In ’71 they released a single, “Ella James”, a Roy Wood penned song originally recorded by The Move, on the Parlophone label, again without success. Sharp (who used to work at Aerco Records in Woking) left in ’72 to join their one-time manager Don Arden in management, and Trevor Willams joined. On 26 May ’73: The Nashville Teens along with Wizzard, Neil Sedaka, Bryan Chalker’s New Frontier, Geordie, John Martyn, The Settlers, Southern Ramblers, Michael Blount, Country Fever, Ian Page, Wild Oats, Tim Allen, Thomahawk, and Steve Tilston performed at Soundscene ’73 (nothing to do with the Woking News & Mail music column) open air concert in West Wycombe aiding the New Chilterns Samaritan Centre. Despite Phillips’s efforts the Nashville Teens reportedly split in 1973, but we know the band with at least one original member appeared at Maxwell’s, Basingstoke on 25 April ’75 and at Red Cow, Hammersmith on 28 September ’76.

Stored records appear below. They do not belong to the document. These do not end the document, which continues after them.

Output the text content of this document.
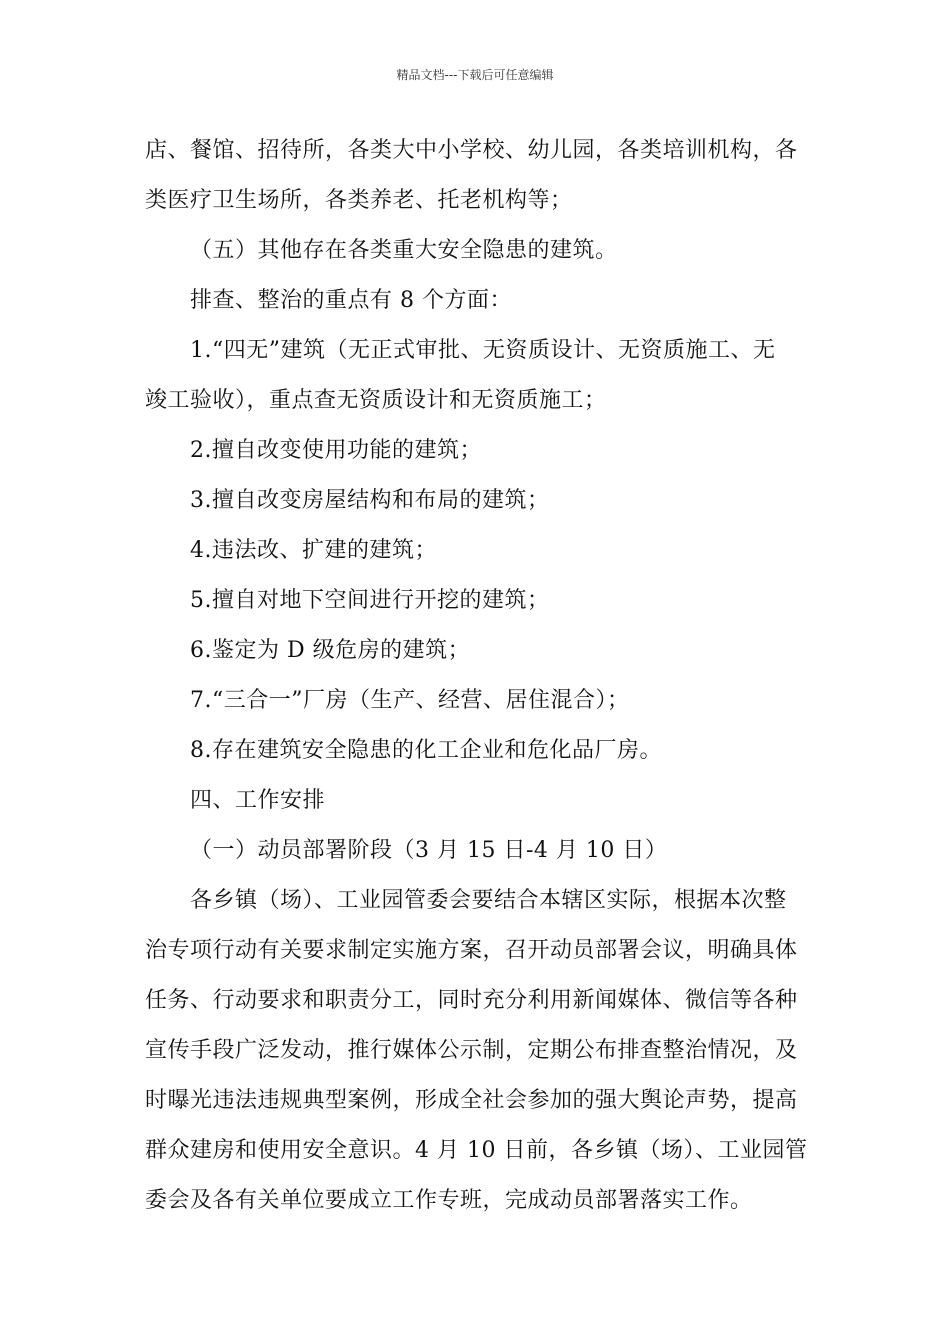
精品文档---下载后可任意编辑
店、餐馆、招待所，各类大中小学校、幼儿园，各类培训机构，各
类医疗卫生场所，各类养老、托老机构等；
（五）其他存在各类重大安全隐患的建筑。
排查、整治的重点有 8 个方面：
1.“四无”建筑（无正式审批、无资质设计、无资质施工、无
竣工验收），重点查无资质设计和无资质施工；
2.擅自改变使用功能的建筑；
3.擅自改变房屋结构和布局的建筑；
4.违法改、扩建的建筑；
5.擅自对地下空间进行开挖的建筑；
6.鉴定为 D 级危房的建筑；
7.“三合一”厂房（生产、经营、居住混合）；
8.存在建筑安全隐患的化工企业和危化品厂房。
四、工作安排
（一）动员部署阶段（3 月 15 日-4 月 10 日）
各乡镇（场）、工业园管委会要结合本辖区实际，根据本次整
治专项行动有关要求制定实施方案，召开动员部署会议，明确具体
任务、行动要求和职责分工，同时充分利用新闻媒体、微信等各种
宣传手段广泛发动，推行媒体公示制，定期公布排查整治情况，及
时曝光违法违规典型案例，形成全社会参加的强大舆论声势，提高
群众建房和使用安全意识。4 月 10 日前，各乡镇（场）、工业园管
委会及各有关单位要成立工作专班，完成动员部署落实工作。
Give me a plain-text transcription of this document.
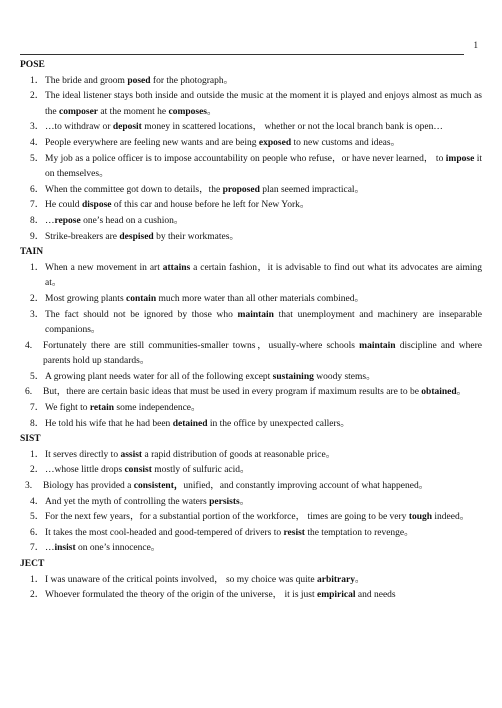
1
POSE
1． The bride and groom posed for the photograph。
2． The ideal listener stays both inside and outside the music at the moment it is played and enjoys almost as much as the composer at the moment he composes。
3． …to withdraw or deposit money in scattered locations， whether or not the local branch bank is open…
4． People everywhere are feeling new wants and are being exposed to new customs and ideas。
5． My job as a police officer is to impose accountability on people who refuse，or have never learned， to impose it on themselves。
6． When the committee got down to details，the proposed plan seemed impractical。
7． He could dispose of this car and house before he left for New York。
8． …repose one’s head on a cushion。
9． Strike-breakers are despised by their workmates。
TAIN
1． When a new movement in art attains a certain fashion，it is advisable to find out what its advocates are aiming at。
2． Most growing plants contain much more water than all other materials combined。
3． The fact should not be ignored by those who maintain that unemployment and machinery are inseparable companions。
4.	Fortunately there are still communities-smaller towns，usually-where schools maintain discipline and where parents hold up standards。
5． A growing plant needs water for all of the following except sustaining woody stems。
6.	But，there are certain basic ideas that must be used in every program if maximum results are to be obtained。
7． We fight to retain some independence。
8． He told his wife that he had been detained in the office by unexpected callers。
SIST
1． It serves directly to assist a rapid distribution of goods at reasonable price。
2． …whose little drops consist mostly of sulfuric acid。
3.	Biology has provided a consistent，unified，and constantly improving account of what happened。
4． And yet the myth of controlling the waters persists。
5． For the next few years，for a substantial portion of the workforce， times are going to be very tough indeed。
6． It takes the most cool-headed and good-tempered of drivers to resist the temptation to revenge。
7． …insist on one’s innocence。
JECT
1． I was unaware of the critical points involved， so my choice was quite arbitrary。
2． Whoever formulated the theory of the origin of the universe， it is just empirical and needs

They reformed in 1980, however, with Phillips as the only original member, joined by Peter Agate (guitar), Len Surtees (bass) and Adrian Metcalfe (drums). In ’84 there was further reformation. Dave Dee of Dozy, Beaky, Mick & Tich pulled together a concert at The Rainbow. London with Phillips, (vocals), Spud Metcalf (drums), Simon Spratley (keyboards), Colin Pattenden (bass) and Ian Campbell (lead guitar), giving the band a kick start. Campbell left at some point and was replaced by Ken Osborn. The band is still working. Phillips joined The British Invasion All-Stars in the 1990s and made three albums with the group. They did a cover of “Tobacco Road”. The current line-up is Phillips, Metcalfe, Pettenden, Spratley and Osborn and Adam Russel has played harmonica for the Nashville Teens in recent years. A ’93 EMI label compilation, Best of the Nashville Teens, contained a re-recording of their “Tobacco Road” hit which is the only version available on iTunes.

Sadly, Dunford died of a cerebral hemorrhage on 20 November 2012. Crowe has also passed. Crowe and Dunford had formed The Plebs after leaving Nashville Teens, with Danny McCulloch, and were re-united with Hawken in Renaissance in 1970. Chris Brayne (drums), who went onto Mungo Jerry, Backhurst, The Famous Rondini Brothers, and Poker, also played with the band at some point.